To do this, we want to introduce changes to NSKeyedArchiver and NSKeyedUnarchiver in Swift that allow archival of Codable types intermixed with NSCoding types
(Yes, I’m squarely in Cocoa-land, because that’s one prominent scenario where the problem shows up. However, this is a definitely a Swift issue, not Cocoa.)
The problem is that this stated goal isn’t achievable by encodeEncodable
and decodeDecodable
as currently implemented. As a practical exercise, I took a very ordinary, simple data model that was previously being archived for NSDocument
, and changed all the NSCoding
conformances to Codable
. When I tried to save the document, my app crashed — crashed big, with infinite recursion leading to a stack overflow.
It turns out that archiving/unarching via Codable
through keyed archivers/unarchivers doesn’t respect the normal archiver convention of object reference identity. That is, reference type instances in NSCoding
are unique within the archive as a whole. Codable
, on the other hand, archives or unarchives a new instance at every reference encountered in the object graph. It crashes because typical data models in Cocoa apps have circular chains of references. (For example, there is a circular chain between a parent object with an owning reference to a child object that has a [weak] back reference to the parent.) These are unproblematic in NSCoding
, but fatal in Codable
.
This particular crash isn’t very difficult to solve, at least in principle. It’s possible to write archive encoders and decoders that check for reference types, and maintain reference identity in the archive.
Unfortunately, there is a second problem that’s not so easy to deal with. Reference identity is fine for encoding/archiving, but it isn't sufficient for decoding/unarchiving, because of Swift’s initializer rules. An object being decoded, A, might need to store a reference to another object, B, but, if there is a chain of references from B back to A, B cannot be initialized because references to A are not available until A returns from its initializer — which it can’t generally do without the reference to B.
(Obj-C doesn’t have this problem, because it happily passes around references to partially constructed instances.)
I thought at first this was insoluble, but I realized that the only way for a circular chain of references to exist is if one of them (at least) is an optional type. AFAICT, a circular chain of non-optional references cannot be created in Swift at all. Necessarily, one of them must be of optional type.
That opens up the possibility for a two-pass unarchiving process. In the first pass, objects would be allowed only to set stored properties (typically, non-optional references, along with non-optional value types that contain non-optional references), but not to use any stored properties (since they're not fully initialized yet).

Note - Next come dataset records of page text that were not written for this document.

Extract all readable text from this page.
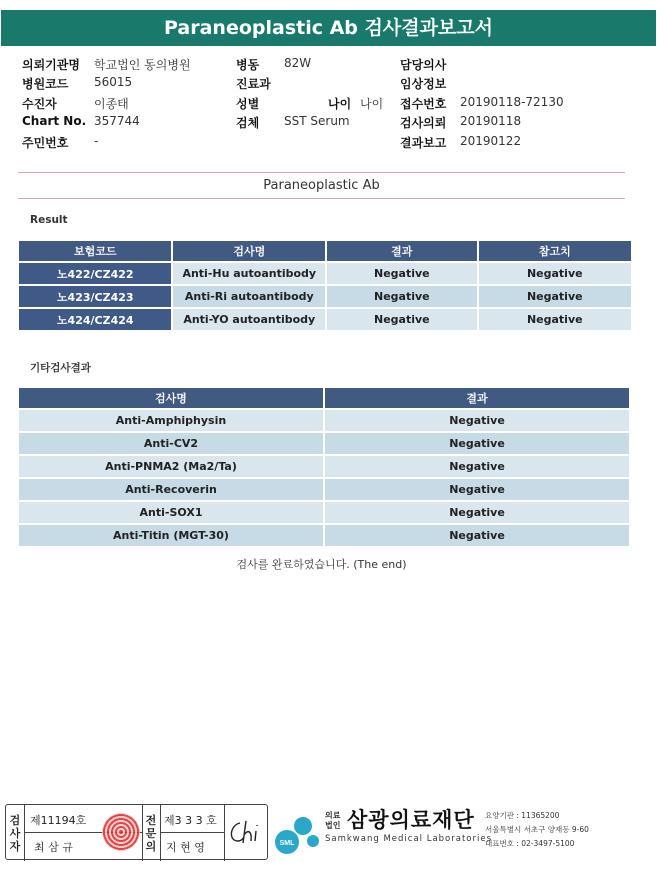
Paraneoplastic Ab 검사결과보고서
의뢰기관명 학교법인 동의병원	병동 82W	담당의사
병원코드 56015	진료과	임상정보
수진자	이종태	성별	나이 나이 접수번호 20190118-72130
Chart No. 357744	검체 SST Serum	검사의뢰 20190118
주민번호 -	결과보고 20190122
Paraneoplastic Ab
Result
보험코드	검사명	결과	참고치
노422/CZ422	Anti-Hu autoantibody	Negative	Negative
노423/CZ423	Anti-Ri autoantibody	Negative	Negative
노424/CZ424	Anti-YO autoantibody	Negative	Negative
기타검사결과
검사명	결과
Anti-Amphiphysin	Negative
Anti-CV2	Negative
Anti-PNMA2 (Ma2/Ta)	Negative
Anti-Recoverin	Negative
Anti-SOX1	Negative
Anti-Titin (MGT-30)	Negative
검사를 완료하였습니다. (The end)
검
사
자
제11194호
최 삼 규
전
문
의
제3 3 3 호
지 현 영	SML
의료
법인 삼광의료재단
Samkwang Medical Laboratories
요양기관 : 11365200
서울특별시 서초구 양재동 9-60
대표번호 : 02-3497-5100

In the second pass, objects would set the rest of the stored properties (including optional references), and finish any other calculations and setup normally done in an initializer.
Clearly, this would require compiler support, but before venturing into that territory I’d like to ask if anyone has looked into this problem before, and whether there are any easier solutions. I’ve tried searching the forum for existing threads on the subject, but haven’t found any.
I’ve also spent some time on an experimental implementation of two-pass decoding (using init
to simulate the first pass, and a decode(from:)
method for the second pass), but I got stuck at the point where I found I couldn't retroactively impose two-pass decoding on types that currently conform to Decodable
.
So, anyone got any thoughts on this matter?